Çarşamba günü yine benzer başladı. Çocuklar okula gönderildikten sonra farklı olarak okuldan eve gelmeyip doğruca markete gittim. Bu akşam oğlumun okulunda kerstdiner (christmas yemeği) var. Ben de listedeki yiyeceklerden patates kroketi seçmiştim yapıp getirmek için ama almayı unutmuşum. Onu almak için markete uğrayıp bir sürü başka şey aldım, kasabanın pazarına uğrayıp kızıma bir sonraki gün için elbise, dekorasyon mağazasından gözümü alamayıp birkaç hediyelik eşya derken eve 10 da varabildim. Hızlıca işlerimi yaptım ve oğlumu almaya gittim. Çarşamba günleri kızım 12.30 da çıkıyor okuldan. Biz de oğlumla eve gelmeden oradaki cafeye veya çiftliğe gidiyoruz beklemek için. Hava soğuk diye cafede oturduk, kahve içtim birşeyler yedik ve sonra Helo’yu aldık. Cafede masalarda kavanozda süsler vardı. Ay bunu yaptırayım çocuklara dedim ve eve gelince biz de yaptık. Tabi ben örtü falan sermeye fırsat bulamadan olaya giriştikleri için heryer battı. Toplaması süreçten daha uzundu ama eskiden kızımla çokça yaptığım bu tip aktiviteleri uzun zamandır yapmadığımız için iyi geldi. Yani bana iyi geldi, vicdanım rahatladı :)) Saat 5’e kadar evdeydik. Patatesleri ve çocukları hazırlayıp 5.15 de evden çıktık. Okulda bir saat kaldılar ve biz bu arada kızımla cafede oturup bekledik. O kartlarını yazdı ben de biraz kitap okudum ve birşeyler içtim. Birlikte patates kızartması yedik. Bu cafenin patates kızartmasına bayılıyoruz. Sonra eşim bizi almaya geldi, Nova’yı okuldan alıp eve geldik. Yemek ve uyku faslı ile günü bitirdik.

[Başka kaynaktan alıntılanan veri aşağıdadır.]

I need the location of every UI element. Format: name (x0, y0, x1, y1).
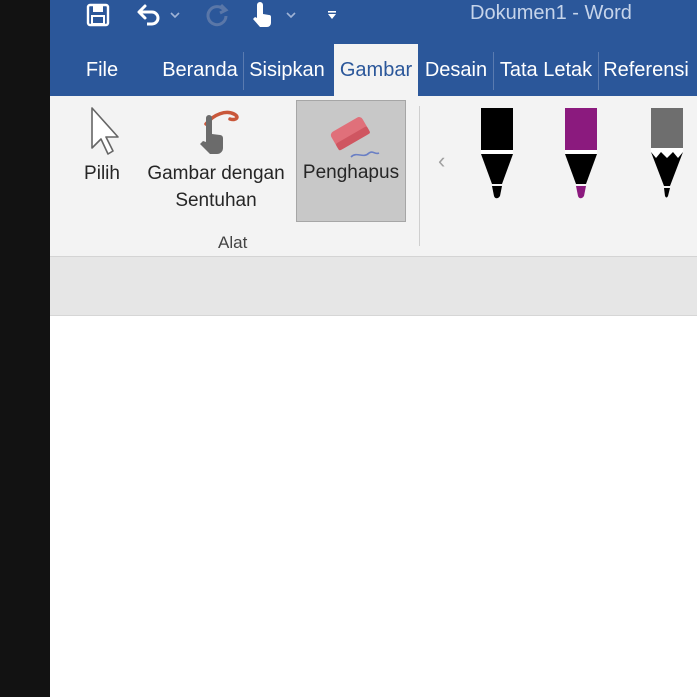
tab-separator (598, 52, 599, 90)
window-title: Dokumen1 - Word (470, 2, 632, 24)
tab-tata-letak[interactable]: Tata Letak (496, 44, 596, 96)
pen-icon (481, 108, 513, 199)
tab-separator (493, 52, 494, 90)
ruler-bar (50, 257, 697, 316)
chevron-down-icon (170, 12, 180, 19)
touch-mode-button[interactable] (246, 0, 276, 30)
customize-toolbar-icon (328, 11, 336, 19)
undo-button[interactable] (134, 0, 164, 30)
pencil-gray[interactable] (648, 106, 686, 207)
title-bar: Dokumen1 - Word (50, 0, 697, 44)
tab-separator (243, 52, 244, 90)
touch-mode-dropdown[interactable] (284, 0, 298, 30)
chevron-down-icon (286, 12, 296, 19)
ribbon-tabs: File Beranda Sisipkan Gambar Desain Tata… (50, 44, 697, 96)
tab-referensi[interactable]: Referensi (601, 44, 691, 96)
touch-mode-icon (253, 2, 271, 27)
save-button[interactable] (84, 0, 112, 30)
group-label-tools: Alat (218, 233, 248, 252)
eraser-icon (330, 117, 380, 158)
pens-scroll-left-button[interactable]: ‹ (438, 148, 445, 174)
word-window: Dokumen1 - Word File Beranda Sisipkan Ga… (50, 0, 697, 697)
document-canvas[interactable] (50, 316, 697, 697)
tab-gambar[interactable]: Gambar (334, 44, 418, 96)
cursor-arrow-icon (91, 107, 119, 155)
undo-dropdown[interactable] (168, 0, 182, 30)
tab-desain[interactable]: Desain (422, 44, 490, 96)
save-icon (86, 3, 110, 27)
tab-sisipkan[interactable]: Sisipkan (246, 44, 328, 96)
pen-black[interactable] (478, 106, 516, 207)
tab-file[interactable]: File (80, 44, 124, 96)
select-button[interactable]: Pilih (72, 104, 132, 194)
eraser-button[interactable]: Penghapus (296, 100, 406, 222)
pen-icon (565, 108, 597, 199)
ribbon-panel: Pilih Gambar dengan Sentuhan Penghapus A… (50, 96, 697, 257)
customize-toolbar-button[interactable] (324, 0, 340, 30)
tab-beranda[interactable]: Beranda (160, 44, 240, 96)
touch-draw-label-line2: Sentuhan (175, 190, 257, 211)
eraser-label: Penghapus (302, 162, 400, 183)
touch-draw-icon (200, 110, 239, 154)
draw-with-touch-button[interactable]: Gambar dengan Sentuhan (138, 104, 294, 224)
pen-purple[interactable] (562, 106, 600, 207)
undo-icon (137, 4, 160, 26)
group-separator (419, 106, 420, 246)
select-label: Pilih (84, 163, 120, 184)
desktop-background (0, 0, 50, 697)
pencil-icon (651, 108, 683, 198)
touch-draw-label-line1: Gambar dengan (147, 163, 285, 184)
redo-icon (206, 3, 229, 27)
redo-button[interactable] (202, 0, 232, 30)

Perşembe günü büyük gün, kızımın okul yemeği var akşama. Günlerdir bunun için hazırlanıyoruz. Sabah çocuklar okula gittikten sonra yine ev işleri ve çamaşır ardından yemekleri hazırladım. Güya ben bu haftanın dört sabahı sahip olduğum boş zamanda fizik çalışacaktım fakat hala organize olamadım. Neyse, sonra oğlumu aldım, bu sefer okul çıkışı bir kaç anne ile konuşurken onlar civarda koşturdular. Bu arada bir çamurlu su buldular. Donlarına kadar ıslanmışlar. Eve geldik doğru banyoya. Banyodan sonra beraber yemek yedik ve akşam için hazırlayacağım keki yaptık. Onu pişirdik ve kızımı alma saati geldi. Okula gittik beraber, yine tabi ki oynadılar, evde çok işim var diye gidelim istiyorum gelmiyorlar. En son kızım düşüp ağlamaya başlayınca kapıp götürdüm, yoksa okuldan çıkacağımız yok. Eve gelir gelmez kekleri süsledik Helo’yla. Çünkü o yapmak istiyordu. Biraz yemek yedi ve sonra hazırlanma saati geldi. Bu süre içinde oğlumla pek ilgilenemediğim için sapıttı, evi darmadağın yaptı, çam ağacındaki süsleri her yere fırlattı :/ Her şeyi öylece bırakıp çıktık zira yine geç kalacaktık. Nitekim yolun yarısında ayakkabısını beğenmeyip zırlaya zırlaya döndük değiştirdik. Allahtan okul yakın ama biz nedense hep geç kalıyoruz, yakın evlerin kaderi midir nedir? Koştura koştura gittik yetiştik. Tabi tüm bu olaylarda oğlumu da sürüklüyorum ya peşimden bazen acıyorum haline. Neyse kızımı 17.30 da okula bırakıp eve döndük ve bir süre sonra babası geldi. Oğlumu ona bırakıp hızlıca yemek yiyip yukarı kaçtım çünkü biraz yalnız kalmaya ihtiyacım vardı. Onlar yemek yiyip 19.00 da Helo’yu almaya gittiler, ben 19.15 de yoga dersim için çıktım ve 9.15 de eve geldiğimde uyuyorlardı. Yine dayanamayıp onlarla beraber uyudum.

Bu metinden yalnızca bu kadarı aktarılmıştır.